The meaning of the Merels Board is more complicated. Overtime a debate rose and tho main hypothesis were proposed.

A symbolism or just a board game?

The first hypothesis affirms the Merels Board represents the board of a game. It is known the existence of a game named Nine Men’s Morris or Merels, in Italy Filetto.

The board of theFiletto

The Nine Men’s Morris requires two players and is articulated in more phases. Firstly nine pawns are placed on the board. Then, on each turn, one player moves an own piece towards a next position. If three “allied” pieces are in the same line of the board, an opposite piece is removed. The player who cannot move loses the game.

According to the game hypothesis there is the evidence that the symbol is found near prisons or military settlements.

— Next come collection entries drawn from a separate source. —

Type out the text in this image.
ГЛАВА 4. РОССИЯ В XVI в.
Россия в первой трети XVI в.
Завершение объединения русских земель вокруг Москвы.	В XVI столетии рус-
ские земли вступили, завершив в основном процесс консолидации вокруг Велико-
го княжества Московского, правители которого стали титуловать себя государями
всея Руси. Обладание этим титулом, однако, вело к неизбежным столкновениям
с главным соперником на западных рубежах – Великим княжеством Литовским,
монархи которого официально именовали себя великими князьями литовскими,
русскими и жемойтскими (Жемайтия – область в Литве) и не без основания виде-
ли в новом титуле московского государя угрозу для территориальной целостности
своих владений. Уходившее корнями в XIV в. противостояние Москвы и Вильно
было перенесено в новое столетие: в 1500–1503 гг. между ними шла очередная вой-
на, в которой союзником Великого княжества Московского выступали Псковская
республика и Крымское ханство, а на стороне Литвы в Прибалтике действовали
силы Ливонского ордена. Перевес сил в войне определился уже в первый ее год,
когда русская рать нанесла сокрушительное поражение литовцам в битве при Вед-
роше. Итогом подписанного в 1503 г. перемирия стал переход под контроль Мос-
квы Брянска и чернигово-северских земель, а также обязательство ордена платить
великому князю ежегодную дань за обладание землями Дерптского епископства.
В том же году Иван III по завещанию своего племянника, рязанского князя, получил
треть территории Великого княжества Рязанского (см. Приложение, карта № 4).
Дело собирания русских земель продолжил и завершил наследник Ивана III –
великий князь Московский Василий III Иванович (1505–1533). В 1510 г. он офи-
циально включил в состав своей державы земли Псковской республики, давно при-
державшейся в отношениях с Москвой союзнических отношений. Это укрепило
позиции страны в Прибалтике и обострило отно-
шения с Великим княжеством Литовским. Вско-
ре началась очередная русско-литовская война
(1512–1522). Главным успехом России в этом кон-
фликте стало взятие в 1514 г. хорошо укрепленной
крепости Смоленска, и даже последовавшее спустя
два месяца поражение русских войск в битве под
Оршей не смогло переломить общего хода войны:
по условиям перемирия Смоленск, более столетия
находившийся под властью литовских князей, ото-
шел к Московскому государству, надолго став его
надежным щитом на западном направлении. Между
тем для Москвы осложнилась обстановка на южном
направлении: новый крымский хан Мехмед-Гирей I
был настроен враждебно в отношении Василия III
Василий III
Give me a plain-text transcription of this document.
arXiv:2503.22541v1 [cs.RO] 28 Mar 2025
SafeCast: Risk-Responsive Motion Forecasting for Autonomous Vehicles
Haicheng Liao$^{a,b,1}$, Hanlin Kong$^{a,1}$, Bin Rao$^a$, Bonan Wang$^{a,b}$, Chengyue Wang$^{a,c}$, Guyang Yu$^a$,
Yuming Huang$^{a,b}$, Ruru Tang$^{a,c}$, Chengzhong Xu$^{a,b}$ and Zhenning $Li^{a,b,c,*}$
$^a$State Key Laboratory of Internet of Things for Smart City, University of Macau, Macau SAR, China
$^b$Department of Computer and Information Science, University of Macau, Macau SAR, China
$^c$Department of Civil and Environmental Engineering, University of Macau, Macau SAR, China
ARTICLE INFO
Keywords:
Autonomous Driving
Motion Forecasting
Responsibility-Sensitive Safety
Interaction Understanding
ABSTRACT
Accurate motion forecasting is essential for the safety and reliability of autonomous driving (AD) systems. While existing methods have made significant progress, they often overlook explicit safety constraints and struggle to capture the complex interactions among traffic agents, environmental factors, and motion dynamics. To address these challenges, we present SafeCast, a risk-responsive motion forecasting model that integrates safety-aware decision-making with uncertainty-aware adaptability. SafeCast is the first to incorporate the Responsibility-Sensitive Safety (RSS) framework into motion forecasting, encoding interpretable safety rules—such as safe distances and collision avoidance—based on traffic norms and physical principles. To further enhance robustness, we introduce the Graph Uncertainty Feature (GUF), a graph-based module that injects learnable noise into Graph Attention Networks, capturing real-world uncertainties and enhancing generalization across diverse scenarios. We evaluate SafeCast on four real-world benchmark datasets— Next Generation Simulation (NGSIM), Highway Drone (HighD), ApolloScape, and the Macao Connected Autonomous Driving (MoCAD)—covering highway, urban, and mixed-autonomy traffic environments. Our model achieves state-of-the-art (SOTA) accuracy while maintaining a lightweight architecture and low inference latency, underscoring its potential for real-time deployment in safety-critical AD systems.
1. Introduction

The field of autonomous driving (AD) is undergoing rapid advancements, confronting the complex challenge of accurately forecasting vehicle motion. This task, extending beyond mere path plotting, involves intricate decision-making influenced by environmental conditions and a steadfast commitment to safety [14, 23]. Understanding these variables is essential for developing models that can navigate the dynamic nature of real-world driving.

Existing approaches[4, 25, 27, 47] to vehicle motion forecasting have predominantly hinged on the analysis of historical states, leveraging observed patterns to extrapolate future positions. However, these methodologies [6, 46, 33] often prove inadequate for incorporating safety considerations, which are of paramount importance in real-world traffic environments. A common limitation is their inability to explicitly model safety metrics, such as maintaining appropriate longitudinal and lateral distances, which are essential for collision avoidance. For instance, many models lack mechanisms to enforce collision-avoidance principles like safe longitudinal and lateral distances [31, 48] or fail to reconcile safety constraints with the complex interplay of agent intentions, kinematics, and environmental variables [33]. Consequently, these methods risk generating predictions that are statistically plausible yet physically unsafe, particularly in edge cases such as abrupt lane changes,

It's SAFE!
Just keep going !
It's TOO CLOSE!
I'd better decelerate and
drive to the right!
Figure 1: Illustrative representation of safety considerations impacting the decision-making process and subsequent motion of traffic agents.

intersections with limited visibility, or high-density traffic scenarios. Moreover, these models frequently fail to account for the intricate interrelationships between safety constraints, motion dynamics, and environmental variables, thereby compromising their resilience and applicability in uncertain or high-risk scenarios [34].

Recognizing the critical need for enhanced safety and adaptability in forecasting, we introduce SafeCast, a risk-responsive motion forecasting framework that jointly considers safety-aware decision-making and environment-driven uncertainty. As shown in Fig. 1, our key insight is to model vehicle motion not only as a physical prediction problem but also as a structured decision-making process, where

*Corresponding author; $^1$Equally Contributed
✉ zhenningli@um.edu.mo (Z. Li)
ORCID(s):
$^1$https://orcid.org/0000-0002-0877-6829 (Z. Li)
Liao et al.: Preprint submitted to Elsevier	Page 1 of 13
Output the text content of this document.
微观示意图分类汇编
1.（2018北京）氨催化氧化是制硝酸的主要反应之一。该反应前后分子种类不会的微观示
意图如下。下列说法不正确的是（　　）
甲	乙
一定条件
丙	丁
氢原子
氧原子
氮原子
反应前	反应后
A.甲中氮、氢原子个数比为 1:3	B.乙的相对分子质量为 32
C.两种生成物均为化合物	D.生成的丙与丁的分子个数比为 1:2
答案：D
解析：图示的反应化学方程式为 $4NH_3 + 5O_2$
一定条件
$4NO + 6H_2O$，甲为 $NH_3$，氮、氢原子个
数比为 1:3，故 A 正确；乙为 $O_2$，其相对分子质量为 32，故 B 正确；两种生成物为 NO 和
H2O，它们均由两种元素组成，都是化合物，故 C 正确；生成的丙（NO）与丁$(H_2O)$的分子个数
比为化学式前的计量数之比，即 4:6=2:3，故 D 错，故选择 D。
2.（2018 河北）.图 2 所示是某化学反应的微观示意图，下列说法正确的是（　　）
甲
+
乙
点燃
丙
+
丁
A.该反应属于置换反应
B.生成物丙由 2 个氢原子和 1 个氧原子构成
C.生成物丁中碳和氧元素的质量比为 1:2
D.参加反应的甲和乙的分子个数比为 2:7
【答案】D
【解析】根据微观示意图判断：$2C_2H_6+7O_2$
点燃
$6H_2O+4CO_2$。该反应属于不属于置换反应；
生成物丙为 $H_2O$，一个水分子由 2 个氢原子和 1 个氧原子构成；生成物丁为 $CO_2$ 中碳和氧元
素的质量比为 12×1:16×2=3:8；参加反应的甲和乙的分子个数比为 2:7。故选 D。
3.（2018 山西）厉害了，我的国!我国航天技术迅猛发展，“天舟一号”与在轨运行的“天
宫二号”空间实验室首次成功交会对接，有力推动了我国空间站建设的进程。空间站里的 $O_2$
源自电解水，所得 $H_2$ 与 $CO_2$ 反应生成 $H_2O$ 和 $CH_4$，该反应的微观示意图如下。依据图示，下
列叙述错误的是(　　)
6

They are waiting places where people played the game to hang out.

However, some remains appear different. In fact, many specimens of the board are located on ceilings or vertical walls. It is so difficult to play upside down!

merels board
The vertical Merels Board in the San Galgano Abbey, Chiusdino (SI)

That suggests another hypothesis: probably the Merels Board was a symbolism with a mysterious significance, like the Sator Square.

The Merels Board, symbolic significances

The last hypothesis could have a historical base. In fact, most of the diffusors of the symbol during the Middle Age were the Knights Templar, whose Order made exoteric studies. Is it possible that the Merels Board was used as a signboard? Among the functions of the Knights Templar there was the protection of the Solomon Temple, destroyed in 70 AC by the general Tito.

The Jerusalem Temple

Effectively, the description of the temple in the biblic Book of the Chronicles is particular:

“He made the courtyard of the priests, and the large court and the doors for the court, and overlaid the doors with bronze” [Chronicles II 4,9]

Does it seem a description of the board? Therefore, this symbol could have represented the Jerusalem Temple and its courtyards.

merels board
The Jerusalem Temple was built for the first time by the King Solomon. It was destroyed by Nabucodonosor in 586 BC and then reconstructed by the Israelian exules from Babylon (second Jerusalem temple). However, the sacred building was finally destroyed by the Roman general Tito in 70 BC.

The Merels Board and the Christianity

Moreover, the Merels Board could have an implicit meaning associated with the religious buildings. The symbol would represent the Holy Trinity over a cross. At the same time, it could indicate the Merkavah: the charriot of fire that Ezekiel described in his book (1, 4-26). It moves over all directions and is an allegory of the God’s word. The board is divided into four squares, like the angels forming the structure of the Merkavah, or like the number of the evangelists Matthew, Mark, Luke and John. Does this symbol represent an evangelic admonishment for conversion? If it was, the Merels Board could have had the same function as the Christograms.